His last sentence hurt Johanna, and closed her heart and her lips. She gave him only the outlines of all that she had passed through. Ludwig supposed that it pained her too much to dwell upon it. Thus they still played 'hide-and-seek' with each other, and when they were no longer alone, Johanna scarcely knew whether to rejoice in their meeting again.

The next morning Ludwig was to leave Hanover: he was expected in Lindenbad; but he came early to Terrace-Cottage, knocked at Johanna's door, and found her alone.

"Now it is your turn to give an account of yourself," said Johanna, after the first salutations. And he told her, in his old, familiar way, of his travels, his researches, his work and its results. More than all it seemed to delight him that he had lately been proffered a chair in a German university. Johanna asked if he should accept it.

"I do not know; it depends," he replied, with some hesitation. "But enough of myself. I think you are changed; it strikes me to-day, by daylight, for the first time. You are pale, you look weary. Have you been ill?"

She shook her head.

"Then you work too much, you take too little exercise." And, with a glance toward her writing-table, he added, "How did you happen upon authorship? I cannot understand it."

"Recollect how I always loved to 'make up' stories," Johanna replied. "The love grew with my years. Thank God that it was so!
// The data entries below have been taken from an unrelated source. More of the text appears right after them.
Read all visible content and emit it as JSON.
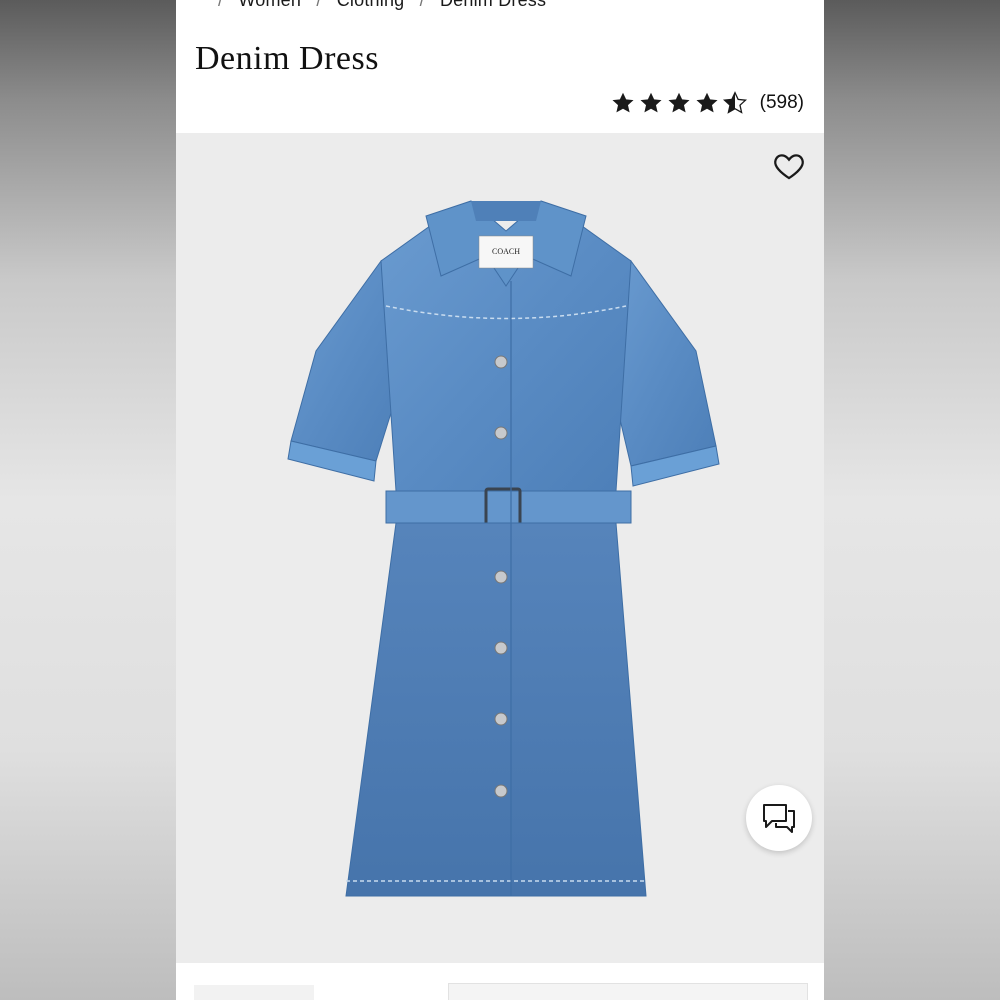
{
  "breadcrumb": {
    "items": [
      "Women",
      "Clothing",
      "Denim Dress"
    ]
  },
  "product": {
    "title": "Denim Dress",
    "rating": 4.5,
    "rating_count_text": "(598)",
    "brand_label": "COACH"
  },
  "icons": {
    "wishlist": "heart-outline-icon",
    "chat": "chat-bubbles-icon",
    "star": "star-icon"
  },
  "colors": {
    "star": "#1a1a1a",
    "denim": "#5b8ec4",
    "background": "#ececec"
  }
}
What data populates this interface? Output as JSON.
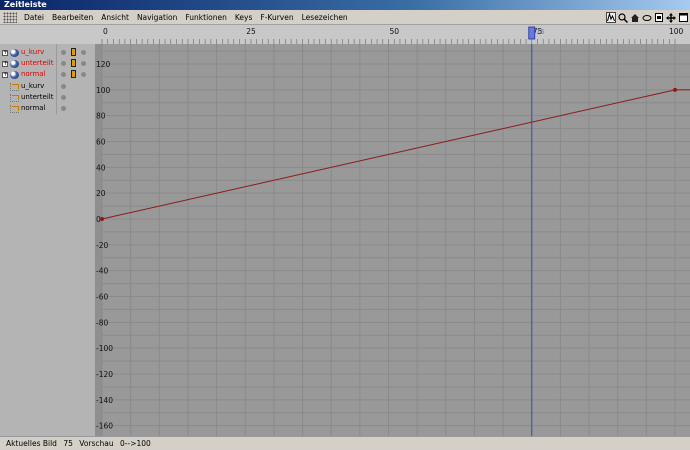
{
  "window": {
    "title": "Zeitleiste"
  },
  "menu": {
    "items": [
      "Datei",
      "Bearbeiten",
      "Ansicht",
      "Navigation",
      "Funktionen",
      "Keys",
      "F-Kurven",
      "Lesezeichen"
    ]
  },
  "toolbar": {
    "icons": [
      "fcurve-mode-icon",
      "zoom-icon",
      "home-icon",
      "ellipse-icon",
      "frame-icon",
      "move-icon",
      "window-icon"
    ]
  },
  "tracks": [
    {
      "name": "u_kurv",
      "type": "object",
      "highlight": true
    },
    {
      "name": "unterteilt",
      "type": "object",
      "highlight": true
    },
    {
      "name": "normal",
      "type": "object",
      "highlight": true
    },
    {
      "name": "u_kurv",
      "type": "curve",
      "highlight": false
    },
    {
      "name": "unterteilt",
      "type": "curve",
      "highlight": false
    },
    {
      "name": "normal",
      "type": "curve",
      "highlight": false
    }
  ],
  "ruler": {
    "ticks": [
      "0",
      "25",
      "50",
      "75",
      "100"
    ],
    "current_frame_label": "75"
  },
  "chart_data": {
    "type": "line",
    "x_range": [
      0,
      100
    ],
    "y_range": [
      -165,
      135
    ],
    "y_ticks": [
      "120",
      "100",
      "80",
      "60",
      "40",
      "20",
      "0",
      "-20",
      "-40",
      "-60",
      "-80",
      "-100",
      "-120",
      "-140",
      "-160"
    ],
    "y_tick_values": [
      120,
      100,
      80,
      60,
      40,
      20,
      0,
      -20,
      -40,
      -60,
      -80,
      -100,
      -120,
      -140,
      -160
    ],
    "current_frame": 75,
    "series": [
      {
        "points": [
          [
            0,
            0
          ],
          [
            100,
            100
          ]
        ],
        "color": "#8b1a1a"
      }
    ],
    "grid": true
  },
  "status": {
    "label_current": "Aktuelles Bild",
    "current_value": "75",
    "label_preview": "Vorschau",
    "preview_range": "0-->100"
  },
  "colors": {
    "curve": "#8b1a1a",
    "playhead": "#3050c8",
    "grid_bg": "#999999",
    "grid_line": "#8a8a8a"
  }
}
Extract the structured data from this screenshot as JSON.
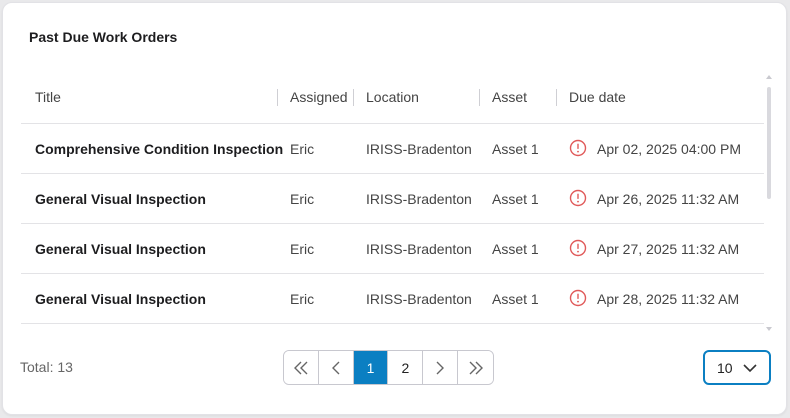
{
  "card": {
    "title": "Past Due Work Orders"
  },
  "table": {
    "columns": [
      "Title",
      "Assigned",
      "Location",
      "Asset",
      "Due date"
    ],
    "rows": [
      {
        "title": "Comprehensive Condition Inspection",
        "assigned": "Eric",
        "location": "IRISS-Bradenton",
        "asset": "Asset 1",
        "due": "Apr 02, 2025 04:00 PM"
      },
      {
        "title": "General Visual Inspection",
        "assigned": "Eric",
        "location": "IRISS-Bradenton",
        "asset": "Asset 1",
        "due": "Apr 26, 2025 11:32 AM"
      },
      {
        "title": "General Visual Inspection",
        "assigned": "Eric",
        "location": "IRISS-Bradenton",
        "asset": "Asset 1",
        "due": "Apr 27, 2025 11:32 AM"
      },
      {
        "title": "General Visual Inspection",
        "assigned": "Eric",
        "location": "IRISS-Bradenton",
        "asset": "Asset 1",
        "due": "Apr 28, 2025 11:32 AM"
      }
    ],
    "due_icon": "alert-circle-icon",
    "due_icon_color": "#e05a5a"
  },
  "footer": {
    "total": "Total: 13",
    "pagination": {
      "first_icon": "double-chevron-left-icon",
      "prev_icon": "chevron-left-icon",
      "pages": [
        "1",
        "2"
      ],
      "current_page": "1",
      "next_icon": "chevron-right-icon",
      "last_icon": "double-chevron-right-icon"
    },
    "page_size": {
      "value": "10",
      "icon": "chevron-down-icon"
    }
  },
  "colors": {
    "accent": "#0b7fc2",
    "alert": "#e05a5a"
  }
}
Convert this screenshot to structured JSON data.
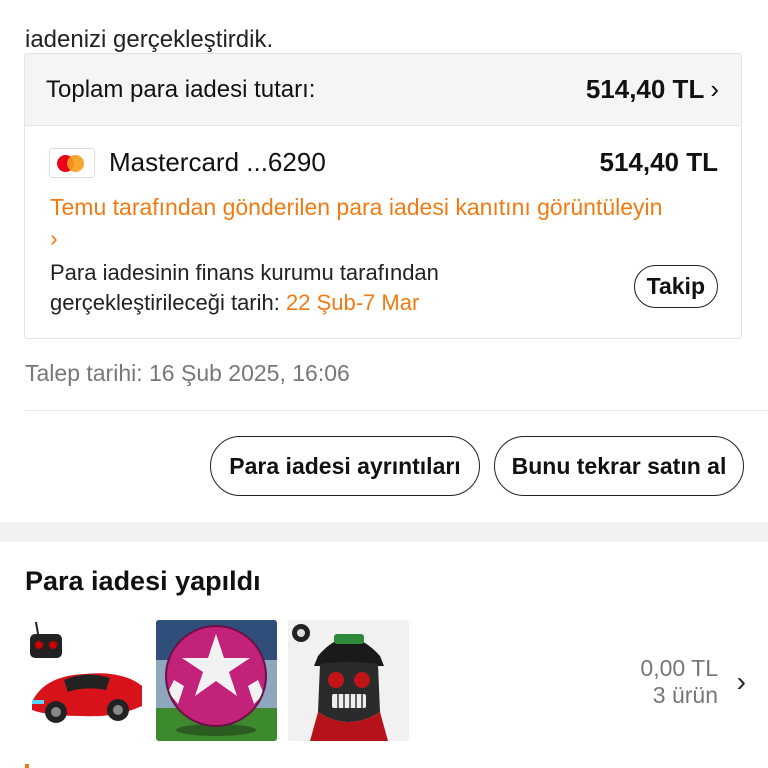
{
  "intro_text": "iadenizi gerçekleştirdik.",
  "refund_card": {
    "total_label": "Toplam para iadesi tutarı:",
    "total_amount": "514,40 TL",
    "card_name": "Mastercard ...6290",
    "card_amount": "514,40 TL",
    "proof_link": "Temu tarafından gönderilen para iadesi kanıtını görüntüleyin",
    "finance_text": "Para iadesinin finans kurumu tarafından gerçekleştirileceği tarih:",
    "finance_date": "22 Şub-7 Mar",
    "track_button": "Takip"
  },
  "request_date": "Talep tarihi: 16 Şub 2025, 16:06",
  "actions": {
    "details_button": "Para iadesi ayrıntıları",
    "rebuy_button": "Bunu tekrar satın al"
  },
  "refunded_section": {
    "title": "Para iadesi yapıldı",
    "amount": "0,00 TL",
    "count": "3 ürün",
    "items": [
      "rc-car-image",
      "soccer-ball-image",
      "skull-mask-image"
    ]
  },
  "colors": {
    "accent": "#f07b13",
    "mastercard_red": "#eb001b",
    "mastercard_orange": "#f79e1b"
  }
}
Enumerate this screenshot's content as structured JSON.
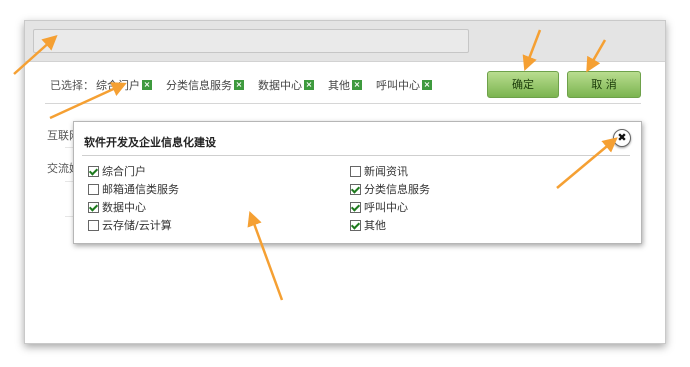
{
  "selected": {
    "label": "已选择：",
    "items": [
      "综合门户",
      "分类信息服务",
      "数据中心",
      "其他",
      "呼叫中心"
    ]
  },
  "buttons": {
    "ok": "确定",
    "cancel": "取 消"
  },
  "background_rows": [
    {
      "label": "互联网"
    },
    {
      "label": "交流媒"
    }
  ],
  "popup": {
    "title": "软件开发及企业信息化建设",
    "close_glyph": "✖",
    "options": [
      {
        "label": "综合门户",
        "checked": true
      },
      {
        "label": "新闻资讯",
        "checked": false
      },
      {
        "label": "邮箱通信类服务",
        "checked": false
      },
      {
        "label": "分类信息服务",
        "checked": true
      },
      {
        "label": "数据中心",
        "checked": true
      },
      {
        "label": "呼叫中心",
        "checked": true
      },
      {
        "label": "云存储/云计算",
        "checked": false
      },
      {
        "label": "其他",
        "checked": true
      }
    ]
  },
  "icons": {
    "remove": "close-x-icon",
    "check": "checkmark-icon",
    "close": "close-circle-icon"
  },
  "colors": {
    "button_green": "#7bb450",
    "chip_green": "#3e9a3e",
    "arrow": "#f5a033"
  }
}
My desire to go upon the stage was only a misconception of my task."

"Task?" he repeated. "You do not believe that anything, save the force of outward circumstances, drove you to write? Do not deceive yourself——"

"Most assuredly I do believe it!" she interrupted him, and her eyes sparkled with pleasure. "The longing for some little corner of the earth in which I could plant my flowers was there long before necessity forced me to labour; and then, when the crash came both in my outward and my inner life, the talent which I possessed supplied the place of home and friends and love, or rather, let me say, restored them to me; for all of these that I had ever possessed came back to me in the creations of my imagination."